Revit extraction data is not relational. There is no built-in join between elements.

So when you have:

"levelId": 1951

You must manually resolve:

{
  "id": 1951,
  "type": "Level",
  "name": "Level 1"
}

Solution 1 — Simple function (readable, but slow)

(
    /* Functions */
    $getNameById := function($id) {
        $[id = $id].name
    };

    /* Filter */
    $[type = "FamilyInstance"].{
        "id": id,
        "type": type,
        "name": name,
        "level": $getNameById(values.levelId),
    }
)

How it works

  • $[id = $id] scans the entire dataset
  • It finds the object where id matches
  • .name returns the name

Important behavior

  • If multiple matches exist → returns an array
  • If no match exists → returns null

⚠️ Limitation (important)

This approach performs a full dataset scan for every element.

Complexity

  • For n elements → O(n²)

Practical impact

  • Works fine for small models
  • Becomes slow on large projects (10k+ elements)
  • Not suitable for production-level DAQS rules

(
  /* INDEX */
  $indexById := $reduce($, function($acc, $item) {
    $merge([$acc, { $string($item.id): $item }])
  }, {});

  /* NAME INDEX */
  $nameIndex := $reduce($, function($acc, $item) {
    $merge([$acc, { $string($item.id): $item.name }])
  }, {});

  /* FUNCTION */
  $getNameById := function($id) {
    $lookup($nameIndex, $string($id))
  };

  /* OUTPUT */
  $[type = "FamilyInstance"].{
    "id": id,
    "type": type,
    "name": name,
    "level": $getNameById(values.levelId),
  }
)

How this works

Step 1 — Build an index

$reduce(...)

Creates a lookup table:

{
  "1951": "Level 1",
  "4476": "Type 3"
}

Step 2 — Use constant-time lookup

$lookup($nameIndex, $string($id))
  • No scanning
  • Direct access by key
  • Always O(1)

Why $string($id) is required

JSONata object keys must be strings.

Without this:

$lookup($nameIndex, 1951)

You will get errors like:

Object key should be String

Performance comparison

Approach Complexity Suitable for
Simple filter O(n²) Small datasets
Indexed lookup O(n) + O(1) Large datasets / production

Best practice (DAQS)

Use indexing when:

  • You perform lookups inside a loop
  • You work with Revit models of realistic size
  • You combine multiple joins (level, host, symbol, etc.)

Avoid:

$[id = ...]

inside mapped expressions.


Common mistakes

1. Using $ incorrectly inside functions

Inside mappings, $ refers to the current element, not the full dataset.

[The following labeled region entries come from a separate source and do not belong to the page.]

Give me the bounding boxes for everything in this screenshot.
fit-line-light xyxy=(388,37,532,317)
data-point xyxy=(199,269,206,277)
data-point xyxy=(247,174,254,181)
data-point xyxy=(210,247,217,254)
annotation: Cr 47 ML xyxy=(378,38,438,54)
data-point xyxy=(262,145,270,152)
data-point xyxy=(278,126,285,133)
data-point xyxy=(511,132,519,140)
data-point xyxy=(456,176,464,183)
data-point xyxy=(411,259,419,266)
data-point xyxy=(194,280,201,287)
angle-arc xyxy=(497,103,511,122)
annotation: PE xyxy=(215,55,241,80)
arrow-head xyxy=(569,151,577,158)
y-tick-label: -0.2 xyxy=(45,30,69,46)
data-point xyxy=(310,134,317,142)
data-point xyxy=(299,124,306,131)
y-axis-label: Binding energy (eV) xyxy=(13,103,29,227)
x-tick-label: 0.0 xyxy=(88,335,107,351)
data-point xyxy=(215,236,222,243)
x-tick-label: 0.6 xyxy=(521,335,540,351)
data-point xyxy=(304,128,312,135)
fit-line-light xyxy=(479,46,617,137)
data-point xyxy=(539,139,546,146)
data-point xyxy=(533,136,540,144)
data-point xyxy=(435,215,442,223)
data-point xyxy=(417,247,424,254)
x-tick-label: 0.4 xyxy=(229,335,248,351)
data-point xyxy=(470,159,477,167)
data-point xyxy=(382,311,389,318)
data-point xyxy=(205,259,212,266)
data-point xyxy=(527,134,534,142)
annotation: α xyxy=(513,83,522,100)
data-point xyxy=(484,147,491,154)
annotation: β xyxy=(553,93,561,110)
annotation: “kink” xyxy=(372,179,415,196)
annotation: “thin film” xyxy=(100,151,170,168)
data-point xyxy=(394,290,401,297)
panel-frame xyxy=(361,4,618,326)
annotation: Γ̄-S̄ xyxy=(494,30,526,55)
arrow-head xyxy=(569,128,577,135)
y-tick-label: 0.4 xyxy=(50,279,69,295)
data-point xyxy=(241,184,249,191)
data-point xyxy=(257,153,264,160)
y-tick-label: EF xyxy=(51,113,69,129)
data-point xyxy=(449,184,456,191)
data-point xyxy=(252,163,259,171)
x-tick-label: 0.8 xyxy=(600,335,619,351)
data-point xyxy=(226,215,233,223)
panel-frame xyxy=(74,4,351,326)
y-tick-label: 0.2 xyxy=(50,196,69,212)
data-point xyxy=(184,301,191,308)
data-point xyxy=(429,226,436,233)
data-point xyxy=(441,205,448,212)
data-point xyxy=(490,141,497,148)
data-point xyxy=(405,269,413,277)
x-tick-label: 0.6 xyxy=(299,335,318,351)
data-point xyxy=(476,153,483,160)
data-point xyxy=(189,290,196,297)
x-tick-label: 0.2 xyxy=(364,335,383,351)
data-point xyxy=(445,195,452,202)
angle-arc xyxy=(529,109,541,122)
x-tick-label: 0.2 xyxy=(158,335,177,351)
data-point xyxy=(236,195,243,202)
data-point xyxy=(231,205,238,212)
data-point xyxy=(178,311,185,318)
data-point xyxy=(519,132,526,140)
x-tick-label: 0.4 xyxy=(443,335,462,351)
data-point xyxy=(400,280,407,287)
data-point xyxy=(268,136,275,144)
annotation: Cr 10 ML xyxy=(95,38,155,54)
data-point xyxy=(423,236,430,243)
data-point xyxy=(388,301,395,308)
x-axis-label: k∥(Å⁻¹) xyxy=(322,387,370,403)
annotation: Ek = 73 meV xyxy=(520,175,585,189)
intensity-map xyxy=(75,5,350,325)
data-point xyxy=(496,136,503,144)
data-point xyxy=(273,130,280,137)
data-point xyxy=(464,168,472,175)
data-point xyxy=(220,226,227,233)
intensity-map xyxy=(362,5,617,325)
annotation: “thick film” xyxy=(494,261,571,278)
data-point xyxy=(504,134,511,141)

This is why indexing is safer — it removes context ambiguity.


2. Forgetting $string()

Leads to lookup failures or runtime errors.


3. Recomputing the index multiple times

Always define the index once at the top.


When to use which approach

Use simple function when:

  • You are learning JSONata
  • Dataset is small
  • Readability is more important than performance

Use indexing when:

  • Building DAQS rules
  • Working with real project data
  • Combining multiple lookups

Key takeaway

JSONata does not have joins — you must build them yourself.

  • Simple approach = scan every time
  • Scalable approach = build an index once, reuse it

If you skip indexing in real DAQS rules, you will run into performance issues.